Requirements: Python 3.10+, SQLite

```bash
# Install
pip install -r requirements.txt

# Run
make start

# Optional: use PostgreSQL instead of SQLite
# Update database.py to use psycopg2
```

## Roadmap

### v1.0 (Current)
- ✅ Incident ingestion API
- ✅ Timeline assembly & replay
- ✅ Root cause analysis (Claude-powered)
- ✅ JSON/PDF export
- ✅ Health check & stats
- 🔄 React replay UI (in progress)
- 🔄 Slack alerting (in progress)
- 🔄 PagerDuty integration (in progress)

### v1.1
- Multi-tenant support
- Better PDF exports (ReportLab)
- Replay playback (timeline scrubbing)
- Advanced filtering (by agent, model, status, cost)

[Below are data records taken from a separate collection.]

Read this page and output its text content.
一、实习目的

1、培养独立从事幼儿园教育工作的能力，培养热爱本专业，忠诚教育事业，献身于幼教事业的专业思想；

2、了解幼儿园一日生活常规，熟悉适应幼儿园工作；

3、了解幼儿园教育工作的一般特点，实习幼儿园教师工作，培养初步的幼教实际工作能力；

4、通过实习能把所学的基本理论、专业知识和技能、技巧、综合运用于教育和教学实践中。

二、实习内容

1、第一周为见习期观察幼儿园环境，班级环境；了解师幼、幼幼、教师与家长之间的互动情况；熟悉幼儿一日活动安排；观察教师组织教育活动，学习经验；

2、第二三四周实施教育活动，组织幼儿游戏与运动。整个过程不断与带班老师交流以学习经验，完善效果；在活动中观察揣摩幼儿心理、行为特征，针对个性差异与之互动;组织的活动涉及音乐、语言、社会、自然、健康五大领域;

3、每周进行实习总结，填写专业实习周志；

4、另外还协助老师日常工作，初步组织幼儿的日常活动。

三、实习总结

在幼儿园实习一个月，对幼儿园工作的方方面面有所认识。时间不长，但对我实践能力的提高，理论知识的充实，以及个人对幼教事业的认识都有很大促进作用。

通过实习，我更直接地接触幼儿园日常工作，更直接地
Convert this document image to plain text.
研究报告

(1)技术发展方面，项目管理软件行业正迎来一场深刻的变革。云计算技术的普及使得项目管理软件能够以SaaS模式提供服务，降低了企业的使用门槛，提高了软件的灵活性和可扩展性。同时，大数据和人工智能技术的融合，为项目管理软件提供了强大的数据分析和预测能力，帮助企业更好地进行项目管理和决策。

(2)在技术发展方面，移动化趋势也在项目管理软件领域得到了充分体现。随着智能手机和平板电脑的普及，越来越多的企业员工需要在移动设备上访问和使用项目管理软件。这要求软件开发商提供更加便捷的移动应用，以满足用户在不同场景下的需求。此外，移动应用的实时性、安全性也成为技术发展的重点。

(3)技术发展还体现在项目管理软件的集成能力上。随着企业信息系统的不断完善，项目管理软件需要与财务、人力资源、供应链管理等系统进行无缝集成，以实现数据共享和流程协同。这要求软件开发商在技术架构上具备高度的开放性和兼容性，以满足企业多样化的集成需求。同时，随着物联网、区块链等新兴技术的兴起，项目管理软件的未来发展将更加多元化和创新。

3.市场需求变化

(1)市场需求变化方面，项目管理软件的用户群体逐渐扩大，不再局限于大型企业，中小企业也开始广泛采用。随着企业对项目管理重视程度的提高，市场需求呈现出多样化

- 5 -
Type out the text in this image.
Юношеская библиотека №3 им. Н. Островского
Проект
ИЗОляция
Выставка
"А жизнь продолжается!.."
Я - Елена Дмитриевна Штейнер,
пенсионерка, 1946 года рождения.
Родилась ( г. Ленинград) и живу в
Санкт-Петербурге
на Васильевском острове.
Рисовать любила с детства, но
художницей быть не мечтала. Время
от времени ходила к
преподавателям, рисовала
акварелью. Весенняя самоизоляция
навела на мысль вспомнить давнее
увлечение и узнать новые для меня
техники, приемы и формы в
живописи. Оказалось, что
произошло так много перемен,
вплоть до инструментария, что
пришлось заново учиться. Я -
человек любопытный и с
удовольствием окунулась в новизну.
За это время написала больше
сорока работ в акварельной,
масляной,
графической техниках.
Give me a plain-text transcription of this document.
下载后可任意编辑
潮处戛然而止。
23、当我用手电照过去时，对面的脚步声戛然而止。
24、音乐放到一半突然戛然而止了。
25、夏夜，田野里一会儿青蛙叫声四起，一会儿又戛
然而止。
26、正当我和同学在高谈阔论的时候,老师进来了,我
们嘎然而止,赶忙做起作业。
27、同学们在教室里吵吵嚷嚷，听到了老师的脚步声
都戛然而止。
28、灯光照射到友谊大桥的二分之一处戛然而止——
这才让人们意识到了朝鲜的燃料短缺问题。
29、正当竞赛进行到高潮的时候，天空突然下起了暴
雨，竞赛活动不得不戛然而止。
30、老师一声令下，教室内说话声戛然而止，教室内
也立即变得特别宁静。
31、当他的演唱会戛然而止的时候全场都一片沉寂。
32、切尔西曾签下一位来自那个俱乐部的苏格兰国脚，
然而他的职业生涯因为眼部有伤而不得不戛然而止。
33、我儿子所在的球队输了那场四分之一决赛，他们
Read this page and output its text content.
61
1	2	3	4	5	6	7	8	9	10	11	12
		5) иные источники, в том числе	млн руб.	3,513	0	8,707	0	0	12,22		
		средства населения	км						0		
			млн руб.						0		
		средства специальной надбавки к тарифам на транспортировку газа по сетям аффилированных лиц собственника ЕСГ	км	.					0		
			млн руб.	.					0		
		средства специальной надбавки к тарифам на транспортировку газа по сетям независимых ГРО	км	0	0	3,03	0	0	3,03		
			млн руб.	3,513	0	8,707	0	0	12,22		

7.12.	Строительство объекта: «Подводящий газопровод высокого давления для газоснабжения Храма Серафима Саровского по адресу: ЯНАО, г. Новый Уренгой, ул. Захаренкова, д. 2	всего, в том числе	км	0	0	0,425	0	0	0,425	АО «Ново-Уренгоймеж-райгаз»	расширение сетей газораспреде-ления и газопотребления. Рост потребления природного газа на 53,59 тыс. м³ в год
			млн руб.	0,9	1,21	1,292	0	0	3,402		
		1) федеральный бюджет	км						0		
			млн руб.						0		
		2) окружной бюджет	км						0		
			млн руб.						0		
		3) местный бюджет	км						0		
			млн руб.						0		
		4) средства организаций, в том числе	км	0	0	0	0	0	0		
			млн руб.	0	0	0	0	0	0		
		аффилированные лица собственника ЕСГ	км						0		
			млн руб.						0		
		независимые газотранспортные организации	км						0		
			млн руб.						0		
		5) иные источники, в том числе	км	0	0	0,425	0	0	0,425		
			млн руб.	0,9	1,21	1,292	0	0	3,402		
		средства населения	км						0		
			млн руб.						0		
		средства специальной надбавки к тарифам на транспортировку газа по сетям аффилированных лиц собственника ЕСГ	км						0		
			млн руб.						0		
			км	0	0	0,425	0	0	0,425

### v2.0 (Phase 2 - Month 6+)
- Governance & compliance
- Cost optimization recommendations
- Agent performance benchmarking
- Marketplace integrations

## Support

**Documentation:** See `/docs` folder

**Issues:** GitHub Issues

**Discord:** Join community (link coming)

## License

MIT License - See LICENSE file

Copyright (c) 2026 Botmartz IT Solutions

## Contributing

We welcome contributions! See CONTRIBUTING.md

---

**Traceurs** — The incident operating system for production AI agents.

Built for platform teams running customer-facing AI agents who need to investigate failures fast.